A collection of high-performance parallel linear algebra kernels for shared-memory multiprocessors. These kernels are implemented in C++ and rely on OpenMP for parallelization.
Kernels
SpMSpV
Description
Sparse matrix-sparse vector (SpMSpV) multiplication of the form y = Ax is a widely used computational kernel with many applications in machine learning and graph analytics. A sparse input matrix A is multiplied by a sparse input vector x to produce a sparse output vector y.

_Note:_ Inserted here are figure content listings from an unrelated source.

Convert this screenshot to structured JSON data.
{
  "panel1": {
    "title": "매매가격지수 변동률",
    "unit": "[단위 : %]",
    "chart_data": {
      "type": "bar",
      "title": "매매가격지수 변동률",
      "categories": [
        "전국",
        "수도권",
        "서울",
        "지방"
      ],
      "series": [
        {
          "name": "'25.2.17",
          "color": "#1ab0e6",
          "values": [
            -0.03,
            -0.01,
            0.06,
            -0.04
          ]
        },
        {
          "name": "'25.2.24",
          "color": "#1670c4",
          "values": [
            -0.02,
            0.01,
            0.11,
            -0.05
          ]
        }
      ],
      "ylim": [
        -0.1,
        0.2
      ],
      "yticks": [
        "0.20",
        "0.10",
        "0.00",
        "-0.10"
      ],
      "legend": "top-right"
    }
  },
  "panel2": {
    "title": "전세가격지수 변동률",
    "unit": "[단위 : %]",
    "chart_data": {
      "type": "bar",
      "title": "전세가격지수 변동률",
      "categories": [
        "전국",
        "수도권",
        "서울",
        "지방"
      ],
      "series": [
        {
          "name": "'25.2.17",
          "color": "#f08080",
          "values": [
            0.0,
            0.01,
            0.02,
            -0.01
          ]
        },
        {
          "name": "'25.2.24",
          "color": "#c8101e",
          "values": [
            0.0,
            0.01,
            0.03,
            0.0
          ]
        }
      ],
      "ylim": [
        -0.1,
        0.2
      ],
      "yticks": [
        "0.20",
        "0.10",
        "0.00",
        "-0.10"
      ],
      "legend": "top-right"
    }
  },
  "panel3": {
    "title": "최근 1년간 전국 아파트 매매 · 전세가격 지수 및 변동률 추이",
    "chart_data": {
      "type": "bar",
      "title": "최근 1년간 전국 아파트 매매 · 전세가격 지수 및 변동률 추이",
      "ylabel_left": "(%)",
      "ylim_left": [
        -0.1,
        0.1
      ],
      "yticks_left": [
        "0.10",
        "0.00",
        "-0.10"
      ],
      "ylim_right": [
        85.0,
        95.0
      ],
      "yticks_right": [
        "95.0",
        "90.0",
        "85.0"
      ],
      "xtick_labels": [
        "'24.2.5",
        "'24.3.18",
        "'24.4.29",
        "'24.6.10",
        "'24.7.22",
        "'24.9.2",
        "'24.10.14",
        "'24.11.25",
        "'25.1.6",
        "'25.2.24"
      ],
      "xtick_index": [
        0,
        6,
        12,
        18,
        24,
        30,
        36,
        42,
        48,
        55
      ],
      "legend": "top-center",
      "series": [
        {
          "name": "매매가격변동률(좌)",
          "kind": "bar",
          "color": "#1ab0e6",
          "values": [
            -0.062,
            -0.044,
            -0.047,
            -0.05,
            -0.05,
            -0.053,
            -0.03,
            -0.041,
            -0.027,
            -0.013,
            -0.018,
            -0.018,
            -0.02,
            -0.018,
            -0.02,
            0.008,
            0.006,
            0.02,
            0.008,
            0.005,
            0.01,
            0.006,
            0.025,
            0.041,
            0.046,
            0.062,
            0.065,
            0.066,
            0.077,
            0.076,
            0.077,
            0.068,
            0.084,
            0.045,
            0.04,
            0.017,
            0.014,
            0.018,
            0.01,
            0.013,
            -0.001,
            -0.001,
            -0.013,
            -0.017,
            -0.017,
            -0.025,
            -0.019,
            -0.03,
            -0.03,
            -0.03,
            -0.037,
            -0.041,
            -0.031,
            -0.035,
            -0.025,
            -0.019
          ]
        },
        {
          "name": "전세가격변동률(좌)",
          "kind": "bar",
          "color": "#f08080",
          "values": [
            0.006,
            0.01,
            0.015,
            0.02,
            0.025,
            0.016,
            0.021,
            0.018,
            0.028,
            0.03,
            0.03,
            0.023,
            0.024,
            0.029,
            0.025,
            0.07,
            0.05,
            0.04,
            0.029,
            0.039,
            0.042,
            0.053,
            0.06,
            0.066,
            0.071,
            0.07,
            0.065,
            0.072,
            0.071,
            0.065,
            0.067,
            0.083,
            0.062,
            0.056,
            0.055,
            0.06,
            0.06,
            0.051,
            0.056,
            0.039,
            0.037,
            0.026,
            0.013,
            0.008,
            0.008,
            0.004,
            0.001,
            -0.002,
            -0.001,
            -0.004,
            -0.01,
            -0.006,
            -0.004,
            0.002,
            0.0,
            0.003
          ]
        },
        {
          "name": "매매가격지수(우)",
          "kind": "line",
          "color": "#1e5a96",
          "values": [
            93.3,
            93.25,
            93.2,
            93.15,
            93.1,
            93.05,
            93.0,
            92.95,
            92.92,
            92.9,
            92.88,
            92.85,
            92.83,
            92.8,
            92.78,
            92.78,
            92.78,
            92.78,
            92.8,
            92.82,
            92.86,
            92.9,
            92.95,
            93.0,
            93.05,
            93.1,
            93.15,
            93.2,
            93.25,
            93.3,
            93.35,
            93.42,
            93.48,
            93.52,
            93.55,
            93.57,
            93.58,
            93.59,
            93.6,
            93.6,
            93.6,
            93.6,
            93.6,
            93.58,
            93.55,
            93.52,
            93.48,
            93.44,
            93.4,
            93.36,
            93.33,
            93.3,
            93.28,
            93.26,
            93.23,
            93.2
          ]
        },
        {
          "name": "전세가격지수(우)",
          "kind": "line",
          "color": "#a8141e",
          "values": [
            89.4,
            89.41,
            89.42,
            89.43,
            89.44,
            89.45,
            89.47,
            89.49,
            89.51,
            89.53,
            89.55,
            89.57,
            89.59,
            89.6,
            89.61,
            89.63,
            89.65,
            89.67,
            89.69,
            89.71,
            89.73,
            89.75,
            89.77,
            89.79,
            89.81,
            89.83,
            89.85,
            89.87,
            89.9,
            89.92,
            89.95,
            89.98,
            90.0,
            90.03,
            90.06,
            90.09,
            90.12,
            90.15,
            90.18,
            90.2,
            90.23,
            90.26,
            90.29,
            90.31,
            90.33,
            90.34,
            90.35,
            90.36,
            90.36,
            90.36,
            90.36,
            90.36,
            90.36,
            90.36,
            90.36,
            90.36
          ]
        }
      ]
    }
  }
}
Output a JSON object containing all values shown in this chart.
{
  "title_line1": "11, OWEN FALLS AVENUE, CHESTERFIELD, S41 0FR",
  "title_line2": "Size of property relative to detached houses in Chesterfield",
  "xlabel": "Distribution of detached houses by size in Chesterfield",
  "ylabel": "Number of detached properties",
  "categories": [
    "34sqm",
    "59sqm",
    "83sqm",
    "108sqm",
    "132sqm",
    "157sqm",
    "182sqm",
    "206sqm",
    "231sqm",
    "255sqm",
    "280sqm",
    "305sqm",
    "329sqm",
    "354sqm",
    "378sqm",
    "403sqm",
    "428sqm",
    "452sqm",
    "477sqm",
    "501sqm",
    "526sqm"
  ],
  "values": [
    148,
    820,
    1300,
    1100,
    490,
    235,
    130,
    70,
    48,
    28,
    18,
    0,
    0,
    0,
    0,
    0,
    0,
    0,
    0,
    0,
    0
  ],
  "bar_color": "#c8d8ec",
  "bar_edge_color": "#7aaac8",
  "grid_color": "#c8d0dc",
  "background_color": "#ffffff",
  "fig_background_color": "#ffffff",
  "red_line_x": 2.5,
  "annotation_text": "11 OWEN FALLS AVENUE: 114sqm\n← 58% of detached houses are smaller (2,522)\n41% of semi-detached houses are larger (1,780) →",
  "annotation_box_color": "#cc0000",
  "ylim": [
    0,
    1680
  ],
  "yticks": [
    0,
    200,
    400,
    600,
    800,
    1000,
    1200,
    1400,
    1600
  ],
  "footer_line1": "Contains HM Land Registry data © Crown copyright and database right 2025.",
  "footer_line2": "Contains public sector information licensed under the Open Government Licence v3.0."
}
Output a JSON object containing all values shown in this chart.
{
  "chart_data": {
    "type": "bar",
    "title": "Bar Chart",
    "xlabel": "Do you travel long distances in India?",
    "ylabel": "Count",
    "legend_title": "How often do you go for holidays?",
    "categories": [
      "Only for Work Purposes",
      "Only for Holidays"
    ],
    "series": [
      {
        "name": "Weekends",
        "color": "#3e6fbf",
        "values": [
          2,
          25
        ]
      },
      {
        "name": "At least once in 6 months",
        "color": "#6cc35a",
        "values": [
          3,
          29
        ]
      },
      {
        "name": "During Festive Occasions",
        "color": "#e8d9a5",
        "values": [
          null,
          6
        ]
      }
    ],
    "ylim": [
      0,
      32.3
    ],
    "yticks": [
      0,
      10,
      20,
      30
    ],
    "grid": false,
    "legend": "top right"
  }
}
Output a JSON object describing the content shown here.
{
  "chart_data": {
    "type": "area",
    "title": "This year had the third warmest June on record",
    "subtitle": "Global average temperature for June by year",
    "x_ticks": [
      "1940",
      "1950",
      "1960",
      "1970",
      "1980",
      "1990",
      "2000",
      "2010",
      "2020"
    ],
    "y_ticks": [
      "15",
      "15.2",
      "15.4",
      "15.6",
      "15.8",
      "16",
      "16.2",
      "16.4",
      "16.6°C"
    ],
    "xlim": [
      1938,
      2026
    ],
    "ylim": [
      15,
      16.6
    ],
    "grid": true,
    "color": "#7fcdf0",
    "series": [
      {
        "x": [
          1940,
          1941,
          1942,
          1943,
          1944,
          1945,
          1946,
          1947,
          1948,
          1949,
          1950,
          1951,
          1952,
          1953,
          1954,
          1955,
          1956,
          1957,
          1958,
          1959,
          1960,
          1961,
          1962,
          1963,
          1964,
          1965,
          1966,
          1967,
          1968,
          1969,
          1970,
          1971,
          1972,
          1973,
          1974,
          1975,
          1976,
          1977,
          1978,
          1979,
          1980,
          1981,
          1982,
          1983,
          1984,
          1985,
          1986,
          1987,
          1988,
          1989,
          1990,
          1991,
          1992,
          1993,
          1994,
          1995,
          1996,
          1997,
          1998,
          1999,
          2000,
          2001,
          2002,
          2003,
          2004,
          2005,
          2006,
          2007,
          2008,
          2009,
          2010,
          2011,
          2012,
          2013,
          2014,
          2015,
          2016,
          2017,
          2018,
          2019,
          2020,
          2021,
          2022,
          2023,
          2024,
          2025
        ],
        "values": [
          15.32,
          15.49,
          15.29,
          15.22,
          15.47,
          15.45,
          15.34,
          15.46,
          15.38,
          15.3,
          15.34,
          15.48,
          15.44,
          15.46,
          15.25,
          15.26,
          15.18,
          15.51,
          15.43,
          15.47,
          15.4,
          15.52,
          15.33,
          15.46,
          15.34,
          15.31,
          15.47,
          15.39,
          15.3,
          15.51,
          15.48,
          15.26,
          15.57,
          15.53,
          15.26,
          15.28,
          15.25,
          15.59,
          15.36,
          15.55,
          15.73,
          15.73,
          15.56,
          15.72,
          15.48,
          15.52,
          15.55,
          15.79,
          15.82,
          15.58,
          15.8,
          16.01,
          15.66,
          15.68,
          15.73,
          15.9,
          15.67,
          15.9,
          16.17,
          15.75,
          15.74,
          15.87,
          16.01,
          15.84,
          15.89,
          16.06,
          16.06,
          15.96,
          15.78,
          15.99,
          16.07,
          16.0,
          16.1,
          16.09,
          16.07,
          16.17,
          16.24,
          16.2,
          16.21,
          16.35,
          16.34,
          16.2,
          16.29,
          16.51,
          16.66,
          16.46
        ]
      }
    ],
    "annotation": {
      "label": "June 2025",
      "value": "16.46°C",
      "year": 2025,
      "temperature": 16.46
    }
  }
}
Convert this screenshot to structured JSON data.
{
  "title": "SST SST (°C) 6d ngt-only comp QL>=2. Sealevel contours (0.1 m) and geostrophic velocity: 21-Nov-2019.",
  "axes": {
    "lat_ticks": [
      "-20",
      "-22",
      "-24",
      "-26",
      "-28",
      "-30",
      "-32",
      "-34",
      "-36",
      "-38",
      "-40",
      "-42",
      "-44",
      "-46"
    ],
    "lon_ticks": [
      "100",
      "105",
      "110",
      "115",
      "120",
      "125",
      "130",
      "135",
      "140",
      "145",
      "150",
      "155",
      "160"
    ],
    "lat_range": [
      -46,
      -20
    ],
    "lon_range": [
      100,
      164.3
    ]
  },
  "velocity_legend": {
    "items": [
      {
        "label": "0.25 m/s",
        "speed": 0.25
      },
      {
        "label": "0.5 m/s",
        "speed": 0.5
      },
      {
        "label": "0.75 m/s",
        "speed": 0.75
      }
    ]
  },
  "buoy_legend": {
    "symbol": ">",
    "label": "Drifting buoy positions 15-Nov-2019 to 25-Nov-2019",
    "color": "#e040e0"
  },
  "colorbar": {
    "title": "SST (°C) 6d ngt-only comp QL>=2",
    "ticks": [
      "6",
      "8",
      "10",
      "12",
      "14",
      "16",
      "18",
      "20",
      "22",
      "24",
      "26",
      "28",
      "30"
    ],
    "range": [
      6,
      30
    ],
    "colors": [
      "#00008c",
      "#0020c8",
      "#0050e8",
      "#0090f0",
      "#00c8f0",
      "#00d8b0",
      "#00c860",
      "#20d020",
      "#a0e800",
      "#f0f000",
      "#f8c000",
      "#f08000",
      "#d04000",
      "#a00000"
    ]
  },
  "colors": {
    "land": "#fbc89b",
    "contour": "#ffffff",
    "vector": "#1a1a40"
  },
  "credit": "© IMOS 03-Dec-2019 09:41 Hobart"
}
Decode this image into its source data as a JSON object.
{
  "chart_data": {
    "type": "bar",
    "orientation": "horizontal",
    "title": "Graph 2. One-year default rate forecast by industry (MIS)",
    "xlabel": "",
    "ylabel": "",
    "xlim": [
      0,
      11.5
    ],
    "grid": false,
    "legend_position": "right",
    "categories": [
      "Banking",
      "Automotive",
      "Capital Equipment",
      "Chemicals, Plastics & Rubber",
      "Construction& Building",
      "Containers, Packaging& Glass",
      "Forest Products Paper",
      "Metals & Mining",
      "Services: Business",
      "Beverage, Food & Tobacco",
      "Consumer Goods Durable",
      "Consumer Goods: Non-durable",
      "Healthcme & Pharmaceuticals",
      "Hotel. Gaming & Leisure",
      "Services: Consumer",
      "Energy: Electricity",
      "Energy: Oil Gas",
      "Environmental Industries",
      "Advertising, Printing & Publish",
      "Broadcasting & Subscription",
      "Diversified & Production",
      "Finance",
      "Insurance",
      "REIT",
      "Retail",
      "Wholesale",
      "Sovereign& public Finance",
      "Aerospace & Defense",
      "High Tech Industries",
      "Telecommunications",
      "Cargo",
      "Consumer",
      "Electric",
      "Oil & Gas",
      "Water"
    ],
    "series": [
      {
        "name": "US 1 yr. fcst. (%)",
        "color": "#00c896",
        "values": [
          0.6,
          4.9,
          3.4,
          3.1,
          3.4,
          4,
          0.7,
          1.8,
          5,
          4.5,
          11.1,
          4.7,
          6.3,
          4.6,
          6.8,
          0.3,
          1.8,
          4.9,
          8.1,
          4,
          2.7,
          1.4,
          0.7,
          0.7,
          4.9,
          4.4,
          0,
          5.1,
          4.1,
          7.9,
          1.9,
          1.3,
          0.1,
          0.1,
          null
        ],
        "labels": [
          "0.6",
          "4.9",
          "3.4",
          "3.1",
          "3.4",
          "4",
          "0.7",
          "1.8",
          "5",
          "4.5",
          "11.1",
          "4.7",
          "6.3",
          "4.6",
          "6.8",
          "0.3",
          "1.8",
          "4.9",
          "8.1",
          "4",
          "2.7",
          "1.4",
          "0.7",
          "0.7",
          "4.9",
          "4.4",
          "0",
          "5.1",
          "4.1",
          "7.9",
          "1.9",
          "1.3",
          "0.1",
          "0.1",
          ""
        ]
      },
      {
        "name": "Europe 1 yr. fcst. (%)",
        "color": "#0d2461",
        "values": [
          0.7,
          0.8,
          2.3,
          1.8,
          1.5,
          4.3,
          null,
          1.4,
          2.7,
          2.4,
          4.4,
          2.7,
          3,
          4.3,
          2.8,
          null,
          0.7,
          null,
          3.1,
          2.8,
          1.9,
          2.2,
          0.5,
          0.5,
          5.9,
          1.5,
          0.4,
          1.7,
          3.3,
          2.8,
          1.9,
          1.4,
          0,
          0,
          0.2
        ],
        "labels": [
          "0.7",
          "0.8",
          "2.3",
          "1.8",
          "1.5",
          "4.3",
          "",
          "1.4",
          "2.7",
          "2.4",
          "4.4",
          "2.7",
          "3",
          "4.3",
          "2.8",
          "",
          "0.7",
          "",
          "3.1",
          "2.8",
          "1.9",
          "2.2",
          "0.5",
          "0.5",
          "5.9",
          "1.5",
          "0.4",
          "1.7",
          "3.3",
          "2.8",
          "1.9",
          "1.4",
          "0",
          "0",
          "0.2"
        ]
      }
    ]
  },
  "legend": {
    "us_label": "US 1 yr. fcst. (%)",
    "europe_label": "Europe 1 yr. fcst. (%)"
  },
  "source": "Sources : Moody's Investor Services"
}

src/spmspv/ implements the SpMSpV-bucket algorithm that was recently proposed by Azad and Buluc [1]. Unlike most prior approaches, this algorithm achieves work-efficiency, which means that the total work performed by all processors remains within a constant factor of the fastest known serial algorithm.
Experimental Evaluation
To assess the performance and strong scaling of our SpMSpV-bucket implementation, we measure its runtime on several representative matrix inputs taken from the University of Florida sparse matrix collection [2]. In each experiment, we multiply the input matrix A by a randomly generated sparse input vector x, varying the degree of sparsity in x and the number of threads.
Results on ljournal-2008
ljournal-2008 is an adjacency matrix of the LiveJournal social network containing approximately 5.36M vertices and 79M edges. We multiply this matrix by a sparse vector with 25K, 250K, and 2.5M nonzero values and report the runtime (averaged over 1000 iterations) as a function of thread count.
Results on hugetrace-00020
hugetrace-00020 is a high-diameter graph representing frames from a two-dimensional adaptive numerical simulation. It contains approximately 16M vertices and 24M edges. We use the same methodology as above and report the average SpMSpV runtime as a function of thread count for several input vector sparsity patterns.
Evaluation platform
Our measurements were conducted on a dual-socket 2.9GHz Intel Cascade Lake Xeon server with 24 cores per socket and 35.75MB of L3 cache. Peak memory bandwidth (as reported by mlc) is 80GB/s per node.